We have not spoken to Uncle Jene for a month; one day he & grand-pa had been in town & when they were eating supper they happened to speak of some murder that had been committed in town; & Kate as was natural asked: who was it? Or who did it? & they both snapped her up & said: what buisness was that of hers, or something to that effect; of course she told grand-ma; then she blased away at them & said there we were working our selves to death for them, & then when we asked them a civil question we could not get a decent answer & she would be glad when we could go home & Kate could go to her ma & she would go somewhere, then they might stay here & growl & snap one another up as much as they liked; next day we spoke to him he would not answer, several times I spoke to him, he would not answer. Now he has my pride roused & I would not speak to him to save his soul.

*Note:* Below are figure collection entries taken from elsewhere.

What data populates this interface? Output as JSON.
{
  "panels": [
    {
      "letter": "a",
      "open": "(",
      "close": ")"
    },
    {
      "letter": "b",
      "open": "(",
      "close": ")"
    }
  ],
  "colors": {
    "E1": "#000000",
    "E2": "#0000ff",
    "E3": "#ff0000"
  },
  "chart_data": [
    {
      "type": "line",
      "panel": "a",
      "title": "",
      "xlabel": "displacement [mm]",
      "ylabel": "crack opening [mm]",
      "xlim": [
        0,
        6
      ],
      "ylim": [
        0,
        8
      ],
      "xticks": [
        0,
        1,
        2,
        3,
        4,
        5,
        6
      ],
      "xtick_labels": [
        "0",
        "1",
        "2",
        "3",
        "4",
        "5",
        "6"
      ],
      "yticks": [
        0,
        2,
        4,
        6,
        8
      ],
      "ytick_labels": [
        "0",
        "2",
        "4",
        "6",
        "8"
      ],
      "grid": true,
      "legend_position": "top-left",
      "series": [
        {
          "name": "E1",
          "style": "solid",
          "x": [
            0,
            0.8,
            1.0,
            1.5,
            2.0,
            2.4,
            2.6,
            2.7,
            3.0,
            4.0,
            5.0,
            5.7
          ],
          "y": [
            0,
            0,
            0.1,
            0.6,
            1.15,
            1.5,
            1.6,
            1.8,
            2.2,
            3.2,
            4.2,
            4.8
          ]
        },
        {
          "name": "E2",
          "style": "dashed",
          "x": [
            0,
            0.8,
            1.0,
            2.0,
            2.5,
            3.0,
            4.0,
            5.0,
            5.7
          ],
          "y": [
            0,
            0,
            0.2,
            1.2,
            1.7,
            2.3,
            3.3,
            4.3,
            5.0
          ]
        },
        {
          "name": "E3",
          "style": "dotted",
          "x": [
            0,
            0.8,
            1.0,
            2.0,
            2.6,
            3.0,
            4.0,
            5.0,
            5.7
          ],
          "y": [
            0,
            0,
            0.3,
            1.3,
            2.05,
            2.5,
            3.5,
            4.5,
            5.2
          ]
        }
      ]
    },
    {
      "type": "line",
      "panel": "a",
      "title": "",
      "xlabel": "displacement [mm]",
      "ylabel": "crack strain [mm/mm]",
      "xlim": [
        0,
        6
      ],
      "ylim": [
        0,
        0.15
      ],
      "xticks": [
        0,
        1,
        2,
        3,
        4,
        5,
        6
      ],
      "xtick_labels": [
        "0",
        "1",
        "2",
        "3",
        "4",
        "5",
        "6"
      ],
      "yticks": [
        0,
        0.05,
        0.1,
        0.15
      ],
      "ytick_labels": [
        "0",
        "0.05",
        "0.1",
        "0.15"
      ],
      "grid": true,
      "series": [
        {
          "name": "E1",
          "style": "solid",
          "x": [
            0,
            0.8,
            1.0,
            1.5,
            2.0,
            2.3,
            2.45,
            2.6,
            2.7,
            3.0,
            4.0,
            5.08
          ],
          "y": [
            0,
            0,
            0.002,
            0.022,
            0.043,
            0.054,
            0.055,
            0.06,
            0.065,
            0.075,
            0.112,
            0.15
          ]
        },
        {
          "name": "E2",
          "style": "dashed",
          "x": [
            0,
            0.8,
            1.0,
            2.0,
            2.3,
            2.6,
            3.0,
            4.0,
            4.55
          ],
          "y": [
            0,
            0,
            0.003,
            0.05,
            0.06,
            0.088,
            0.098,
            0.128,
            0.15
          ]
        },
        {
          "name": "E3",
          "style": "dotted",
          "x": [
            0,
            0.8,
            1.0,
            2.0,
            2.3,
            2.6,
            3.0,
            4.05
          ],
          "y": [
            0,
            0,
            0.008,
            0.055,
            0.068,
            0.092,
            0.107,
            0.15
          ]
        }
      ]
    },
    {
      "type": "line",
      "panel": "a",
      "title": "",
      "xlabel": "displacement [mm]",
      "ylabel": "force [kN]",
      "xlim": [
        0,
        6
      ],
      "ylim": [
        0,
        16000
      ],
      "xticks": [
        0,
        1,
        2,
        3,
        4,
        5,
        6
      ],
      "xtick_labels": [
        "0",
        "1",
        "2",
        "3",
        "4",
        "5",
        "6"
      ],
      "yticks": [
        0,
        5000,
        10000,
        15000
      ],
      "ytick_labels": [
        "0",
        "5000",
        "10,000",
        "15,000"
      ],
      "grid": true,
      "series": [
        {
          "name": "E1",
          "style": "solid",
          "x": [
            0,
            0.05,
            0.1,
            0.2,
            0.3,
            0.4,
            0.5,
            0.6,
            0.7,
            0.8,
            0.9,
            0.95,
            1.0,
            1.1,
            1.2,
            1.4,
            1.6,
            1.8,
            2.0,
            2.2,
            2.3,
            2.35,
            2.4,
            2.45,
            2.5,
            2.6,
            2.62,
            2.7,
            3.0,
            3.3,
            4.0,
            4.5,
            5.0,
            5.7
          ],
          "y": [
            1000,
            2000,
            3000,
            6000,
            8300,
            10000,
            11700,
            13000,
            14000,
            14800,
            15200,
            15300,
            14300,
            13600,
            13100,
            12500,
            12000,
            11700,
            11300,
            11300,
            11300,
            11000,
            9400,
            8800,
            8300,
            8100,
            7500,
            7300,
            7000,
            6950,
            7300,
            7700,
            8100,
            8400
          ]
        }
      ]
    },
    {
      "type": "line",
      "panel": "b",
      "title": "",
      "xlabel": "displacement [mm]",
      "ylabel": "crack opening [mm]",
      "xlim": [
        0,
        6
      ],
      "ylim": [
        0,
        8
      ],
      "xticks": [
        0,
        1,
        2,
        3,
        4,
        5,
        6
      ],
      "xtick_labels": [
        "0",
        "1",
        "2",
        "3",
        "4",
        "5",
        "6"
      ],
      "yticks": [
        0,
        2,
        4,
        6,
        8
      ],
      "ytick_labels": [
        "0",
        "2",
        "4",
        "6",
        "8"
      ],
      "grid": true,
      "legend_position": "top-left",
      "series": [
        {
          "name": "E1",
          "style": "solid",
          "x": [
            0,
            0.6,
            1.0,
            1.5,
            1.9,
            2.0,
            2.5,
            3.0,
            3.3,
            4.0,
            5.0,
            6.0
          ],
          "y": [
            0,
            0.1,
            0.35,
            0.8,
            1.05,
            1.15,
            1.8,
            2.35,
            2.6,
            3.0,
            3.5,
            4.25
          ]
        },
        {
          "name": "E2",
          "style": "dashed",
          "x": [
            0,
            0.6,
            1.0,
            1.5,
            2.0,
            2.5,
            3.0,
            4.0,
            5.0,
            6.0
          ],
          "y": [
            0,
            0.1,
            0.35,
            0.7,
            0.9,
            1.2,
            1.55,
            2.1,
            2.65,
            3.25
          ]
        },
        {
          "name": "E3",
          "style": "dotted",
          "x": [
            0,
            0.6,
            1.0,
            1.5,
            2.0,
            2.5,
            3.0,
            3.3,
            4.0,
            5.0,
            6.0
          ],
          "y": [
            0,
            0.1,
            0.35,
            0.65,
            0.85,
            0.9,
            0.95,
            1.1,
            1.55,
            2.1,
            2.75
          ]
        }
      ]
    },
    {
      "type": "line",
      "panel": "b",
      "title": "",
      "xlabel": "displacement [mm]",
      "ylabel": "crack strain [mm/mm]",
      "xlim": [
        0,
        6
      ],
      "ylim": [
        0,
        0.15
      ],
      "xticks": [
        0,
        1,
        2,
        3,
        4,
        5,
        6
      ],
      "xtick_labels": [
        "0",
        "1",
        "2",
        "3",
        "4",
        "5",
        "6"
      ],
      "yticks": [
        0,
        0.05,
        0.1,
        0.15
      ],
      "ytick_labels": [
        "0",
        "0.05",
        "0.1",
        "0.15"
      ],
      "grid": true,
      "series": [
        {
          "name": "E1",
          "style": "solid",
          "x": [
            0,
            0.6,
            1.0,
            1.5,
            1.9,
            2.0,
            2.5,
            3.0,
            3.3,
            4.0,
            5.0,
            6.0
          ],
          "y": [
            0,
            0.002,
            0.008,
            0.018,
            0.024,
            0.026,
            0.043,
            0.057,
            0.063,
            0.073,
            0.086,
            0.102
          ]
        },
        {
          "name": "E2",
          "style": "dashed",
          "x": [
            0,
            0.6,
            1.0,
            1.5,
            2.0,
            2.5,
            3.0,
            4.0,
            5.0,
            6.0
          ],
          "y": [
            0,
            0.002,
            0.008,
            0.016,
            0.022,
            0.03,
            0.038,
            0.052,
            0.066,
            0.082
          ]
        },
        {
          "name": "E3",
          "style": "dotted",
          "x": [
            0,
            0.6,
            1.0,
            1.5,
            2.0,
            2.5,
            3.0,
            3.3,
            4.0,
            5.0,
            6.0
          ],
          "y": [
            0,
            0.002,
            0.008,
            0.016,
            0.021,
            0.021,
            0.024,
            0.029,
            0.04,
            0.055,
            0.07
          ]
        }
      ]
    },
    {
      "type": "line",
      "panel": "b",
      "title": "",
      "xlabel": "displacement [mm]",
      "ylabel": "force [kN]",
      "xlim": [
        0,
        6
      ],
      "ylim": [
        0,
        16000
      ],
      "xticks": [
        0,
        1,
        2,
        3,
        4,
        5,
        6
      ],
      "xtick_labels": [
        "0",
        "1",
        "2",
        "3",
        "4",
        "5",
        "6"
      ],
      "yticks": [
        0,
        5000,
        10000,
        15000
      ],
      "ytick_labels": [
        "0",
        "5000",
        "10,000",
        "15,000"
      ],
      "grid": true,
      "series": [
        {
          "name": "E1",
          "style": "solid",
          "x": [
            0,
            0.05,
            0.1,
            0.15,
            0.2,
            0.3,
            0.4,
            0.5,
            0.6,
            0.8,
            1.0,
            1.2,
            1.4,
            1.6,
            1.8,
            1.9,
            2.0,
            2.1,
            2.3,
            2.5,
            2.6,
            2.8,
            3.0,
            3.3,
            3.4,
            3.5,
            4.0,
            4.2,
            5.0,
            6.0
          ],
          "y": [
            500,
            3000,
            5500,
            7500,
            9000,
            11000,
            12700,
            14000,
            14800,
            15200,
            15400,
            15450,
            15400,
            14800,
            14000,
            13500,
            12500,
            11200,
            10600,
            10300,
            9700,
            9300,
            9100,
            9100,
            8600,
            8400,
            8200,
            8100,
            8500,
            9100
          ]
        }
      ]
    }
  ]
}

On August 1 the 1870 census lists Belle as “Isabella” age 15 in dwelling 327 with her mother Eliza and sisters and brothers Mary, age 17; Frank, age 10; William, age 8; Olive Lee, age 6; and Robert, age 3.
In dwelling 326 are her grandparents, William, age 68, and “Bernea,” age 63, and Uncle Eugene, age 22. Aunt Albina and her husband George Durr with daughters “Bernece and Levilna” are in dwelling 328. Next in dwelling 329 is “Emmett" Craig with daughters Katie and Mary. So it appears they are all living on the Pratt's old Oakland Plantation property.
Where is Belle's father, Benjamin Franklin Tisdale? We can't find him in the 1870 census anywhere. He is listed in the 1867 and 1868 New Orleans City Directories as working for J. B. Murison at 234 Calliope Street. Belle wrote to her Papa in April 1869. We know he and Eliza were still together because two more children were yet to be born, Marion Eugene in March 1871 and Charles Harry in May 1874.